街を織りなす〜イレール


イレール

イレールは10年前から、やぐら横丁の真ん中、花小路の入り口にあり、呉服を中心に手にすっぽりと馴染む器や小物、手触りのいい布製品などがゆったりとした面持ちで並んでいます。
 「きもの屋というと入りにくいというイメージがあります。その最初の取掛りを上手く提案していけたらいいなと。たとえば和食器から、きものを着てみたいという広がりが出来るような・・・」
 オーナーの日山陽彦(ひやまはるひこ)さん、通称ハルさんはそう言います。
 そこには、本当にいい物を長く使って欲しいという願いが込められています。

イレールは番町で【京ごふくのひやま】として36年間の歴史をもつ老舗の呉服店でした。
 花小路へは先代が開発した、着易い新きものを販売するアンテナショップを開く計画を『同じ店が増えるのは意味がない』と、ハルさんが全て計画を白紙にし、新しい企画で2000年の3月に開業。
 そのコンセプトは今のとは全く違い、きものをベースにしながら世界各国の物を置くグローバルな店舗を意識していたと言います。
 「イメージを溶かしたかったんです。イレールってフランス語で【非現実】なんですけど、色んな国があって、これをひとつにまとめることは「非現実ですか?」という問いかけでした」
 しかし、実際には和と洋で客層が分かれ、また、専門性もなくなっていき、『違うな』と感じたハルさんは、和に重点を置いたコンセプトへ変えていきます。
 少しずつ和食器や手づくりの物ときものが溶け合い、ひとつの商品から他の物へと共感が生まれてくるようになったといいます。
 「イレールは10年経ってやっと生まれた、という感じがありますね。初めのコンセプトでなかなか結果が出なかったのは、そこに共感がなかったから。例えば、都会のものを持ってきてもウケないんです。やっぱり、共感からものを集めないといけないとか、人との会話とか、それをしなければ届かないっていうのが判ってきて。そこから、和のものとか手づくりのものとか、ちょうど時代もエコだし――優しさとか精神的なものも関わってきて、だんだん形になってきたんです」

葛藤から革新へ

「僕、中卒なんですよね」とハルさん。
 幼い頃から漠然とあった『継いで当たり前』という考えへの自問と葛藤は脱八戸へと膨らんでいき、16歳で上京、アルバイト生活を始めます。
 その後、20歳でロンドンへ渡り1年間生活した後、ニューヨークへ移りますが、盗難に遭い緊急帰国。
 しかし、八戸には戻らず22歳で、カナダへ渡り約3年半を過ごします。
 八戸に戻ったのはイレールをやると決めた29歳の時。
 当初、ハルさんはイレールの形だけを作るつもりでいたといいます。

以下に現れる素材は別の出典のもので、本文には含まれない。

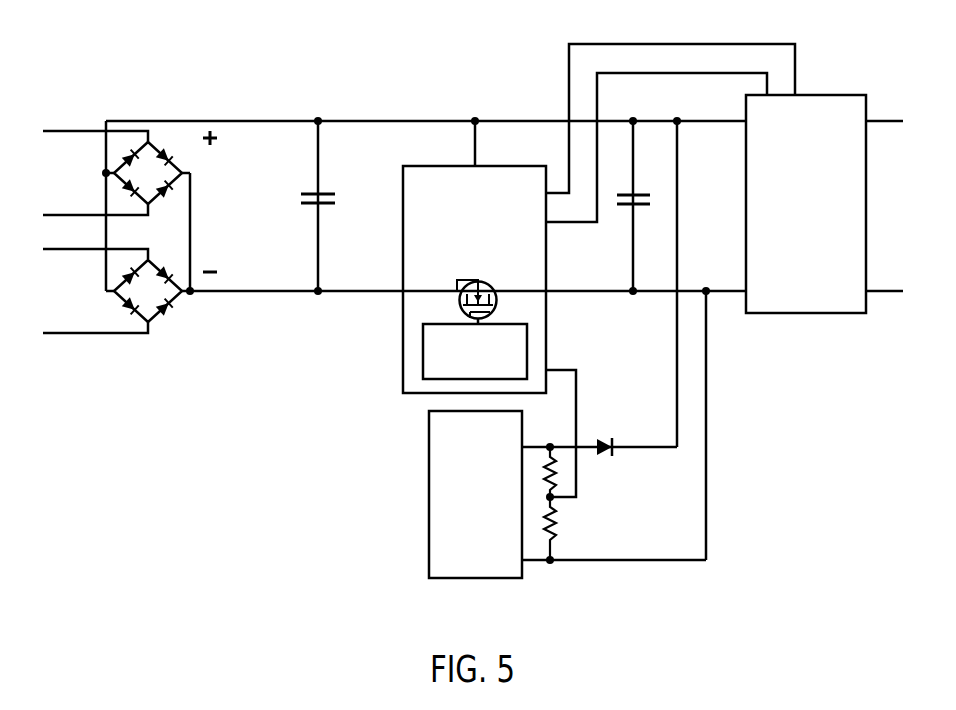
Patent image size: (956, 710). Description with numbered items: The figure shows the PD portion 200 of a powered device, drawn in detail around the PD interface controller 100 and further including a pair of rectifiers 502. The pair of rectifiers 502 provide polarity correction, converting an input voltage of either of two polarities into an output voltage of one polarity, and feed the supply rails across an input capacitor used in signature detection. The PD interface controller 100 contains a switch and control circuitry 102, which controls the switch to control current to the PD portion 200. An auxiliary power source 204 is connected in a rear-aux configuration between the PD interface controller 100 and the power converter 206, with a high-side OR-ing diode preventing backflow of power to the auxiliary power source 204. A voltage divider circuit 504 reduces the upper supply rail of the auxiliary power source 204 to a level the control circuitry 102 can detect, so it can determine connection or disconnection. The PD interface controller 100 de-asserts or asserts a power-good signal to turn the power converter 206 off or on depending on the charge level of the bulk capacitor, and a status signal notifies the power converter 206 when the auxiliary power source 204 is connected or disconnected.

The PD interface controller 100 is at (392, 342).
The control circuitry 102 is at (475, 351).
The PD portion 200 is at (463, 73).
The auxiliary power source 204 is at (489, 494).
The power converter 206 is at (806, 204).
The pair of rectifiers 502 is at (170, 103).
The voltage divider circuit 504 is at (575, 513).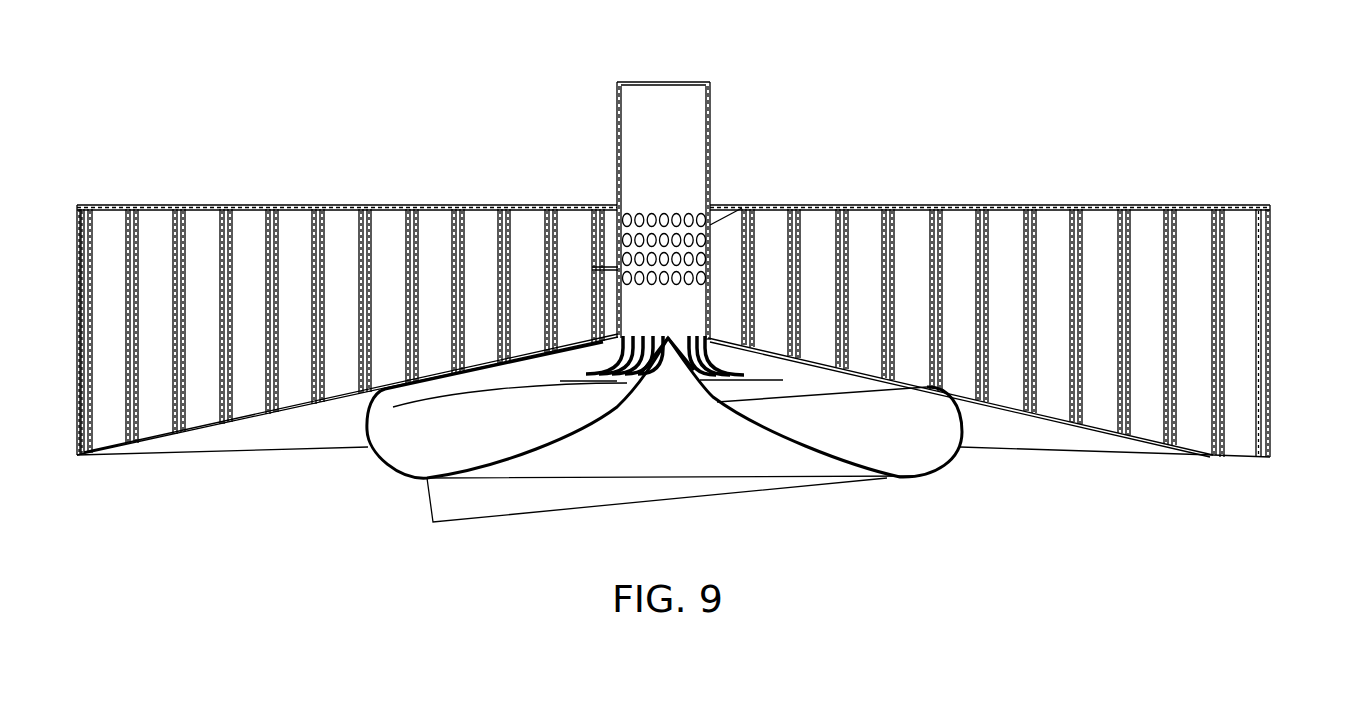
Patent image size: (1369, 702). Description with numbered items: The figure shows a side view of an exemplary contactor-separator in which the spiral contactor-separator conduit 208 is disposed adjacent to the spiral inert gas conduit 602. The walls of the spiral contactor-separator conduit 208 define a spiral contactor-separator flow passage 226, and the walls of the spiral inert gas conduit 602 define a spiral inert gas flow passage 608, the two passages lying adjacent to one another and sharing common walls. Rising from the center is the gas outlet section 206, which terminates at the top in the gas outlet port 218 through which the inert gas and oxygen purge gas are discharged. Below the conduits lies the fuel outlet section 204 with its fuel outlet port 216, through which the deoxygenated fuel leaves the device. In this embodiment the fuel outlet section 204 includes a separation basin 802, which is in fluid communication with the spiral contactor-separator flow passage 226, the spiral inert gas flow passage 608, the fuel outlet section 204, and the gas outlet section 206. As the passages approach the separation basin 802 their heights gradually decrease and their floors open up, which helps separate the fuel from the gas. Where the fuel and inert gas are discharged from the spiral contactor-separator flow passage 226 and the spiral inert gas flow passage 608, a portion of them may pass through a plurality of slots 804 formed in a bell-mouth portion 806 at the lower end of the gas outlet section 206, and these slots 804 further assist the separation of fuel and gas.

The fuel outlet section 204 is at (422, 541).
The gas outlet section 206 is at (708, 125).
The spiral contactor-separator conduit 208 is at (1197, 203).
The fuel outlet port 216 is at (428, 498).
The gas outlet port 218 is at (665, 91).
The spiral contactor-separator flow passage 226 is at (1234, 229).
The spiral inert gas conduit 602 is at (1276, 300).
The spiral inert gas flow passage 608 is at (1271, 416).
The separation basin 802 is at (937, 473).
The slots 804 is at (690, 366).
The bell-mouth portion 806 is at (746, 383).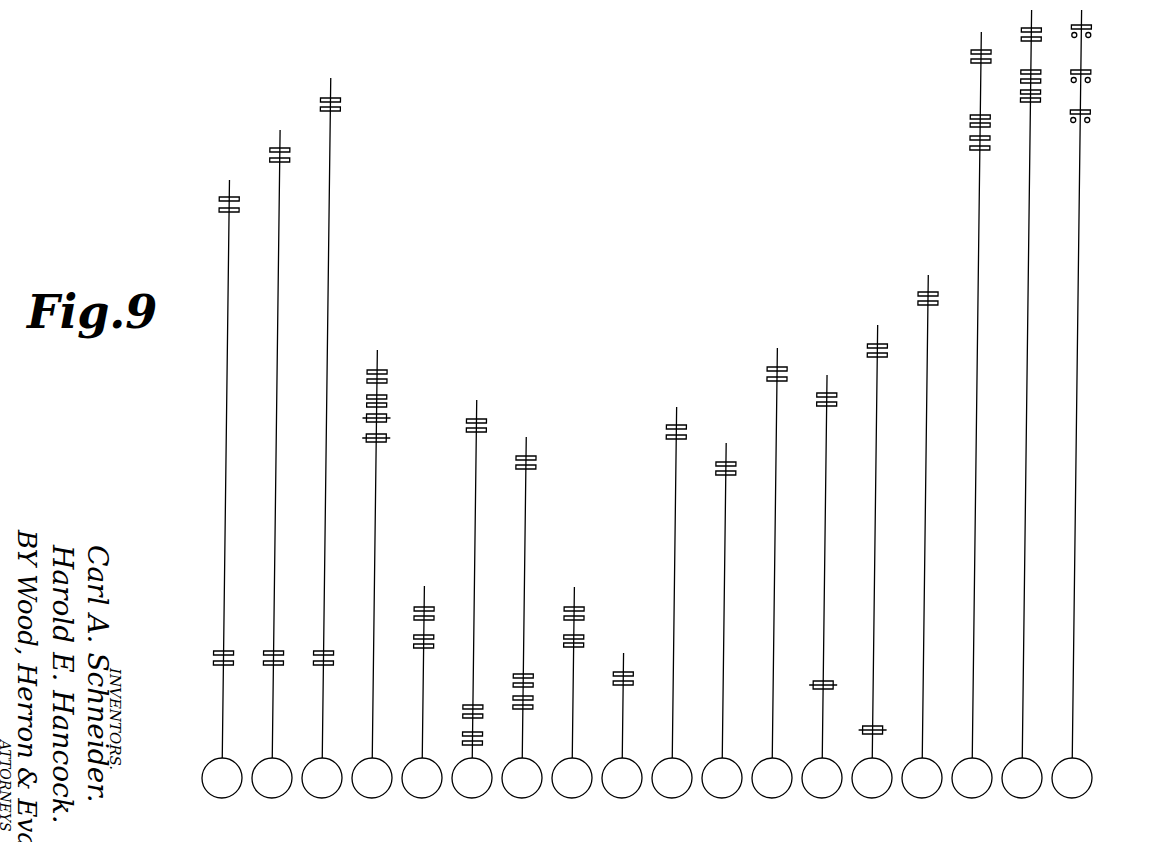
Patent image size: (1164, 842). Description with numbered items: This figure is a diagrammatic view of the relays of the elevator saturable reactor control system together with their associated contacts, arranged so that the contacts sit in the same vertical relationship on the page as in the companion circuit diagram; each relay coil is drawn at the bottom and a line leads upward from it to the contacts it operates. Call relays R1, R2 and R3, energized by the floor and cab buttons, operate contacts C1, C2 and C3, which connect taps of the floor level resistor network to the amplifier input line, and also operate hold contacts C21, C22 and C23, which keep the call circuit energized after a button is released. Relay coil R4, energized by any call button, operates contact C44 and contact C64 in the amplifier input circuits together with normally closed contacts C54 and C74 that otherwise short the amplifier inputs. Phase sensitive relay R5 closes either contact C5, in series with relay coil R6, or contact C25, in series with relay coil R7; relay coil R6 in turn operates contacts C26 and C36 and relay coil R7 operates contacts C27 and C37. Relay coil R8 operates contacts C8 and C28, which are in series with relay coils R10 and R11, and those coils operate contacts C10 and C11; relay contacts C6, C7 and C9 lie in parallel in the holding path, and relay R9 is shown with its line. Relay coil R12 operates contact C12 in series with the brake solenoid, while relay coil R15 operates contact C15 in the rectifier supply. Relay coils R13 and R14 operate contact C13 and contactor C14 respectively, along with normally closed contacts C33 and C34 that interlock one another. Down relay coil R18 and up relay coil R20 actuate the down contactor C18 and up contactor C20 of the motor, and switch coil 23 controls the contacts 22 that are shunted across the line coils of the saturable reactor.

縛られるのが怖かったと…。
 「跡継ぎから逃げたいって気持ちもあったんでしょね。でも、例えば僕が、普通の人だとして、『きもの屋やってみない?』って言われて、『店だしてくれんの?全然きもののこと知らないけど勉強します!』ってことですよね。それって実は相当な恵みを受けているのに当たり前だと感じていたんですよね。それが、『もしかしたら僕は相当ラッキーなのじゃないか』と、最近感じられるようになって・・・。当たり前じゃないんだなって」
 そう感じられるようになった今、継ぐことへの迷いはなくなったといいます。
 そして、『きっと、いろんなことから卒業できたんでしょね』とハルさんは笑います。

多くの和ものに接するうちに、技術的にも美術的にも優れているということが判ってきたとハルさんは話します。
 そして、その高い技術を持つ職人が消えていくという現実も目の当たりにします。
 それは文化が変わっていくこと。きものが過去の文化であり娯楽や趣味の域になってきているのかもしれないと。
 「生活の中にきものを取り入れて欲しいという気持ちはあります。一筋縄ではいかないと感じてはいますが、でも、その中で誰かがしなきゃいけない…誰かがやることであれば、『その役目』って言われたみたいなところがあって…それをしていく。そうありたいなと」
 ハルさんは自分が出来ることは何かを考え、もっと身近に親しめる提案をしたいと着方教室やきもので食事を楽しむ【きものみ】を行い、また、古いきものの仕立て直しや、金継ぎと呼ばれる手法で器を修繕するなどの再生にも力を入れています。
 そして今年の5月からは館鼻岸壁朝市に出店し、店にはないハギレや手ぬぐいや小物を販売しアンテナショップとして活用しています。
 「朝市は面白いですね。最初は『何を売るの?』とか言われたんですけど、売れる、売れないというよりも、いろんな層の人たちが声を掛けてくれるので、お客さんと双方向になるっていうのが新しい発見ですね。それに他の方のやり方を見ていると勉強になる」
 商品を売るというより、お客さんとのコミュニケーションと積み重ね。とハルさんは言います。お客さんとの関わりながらそこから共感と繋がりが生まれればいいと。
 「すごく共感を持っていけたらすごく良いでしょうね。一人一人と繋がっていかないといけないな、というか、それしかないなと」
 10月には店舗を縮小しリニューアルするイレール。さらに厳選した心持ちのいい和ものとの出会いはもうすぐです。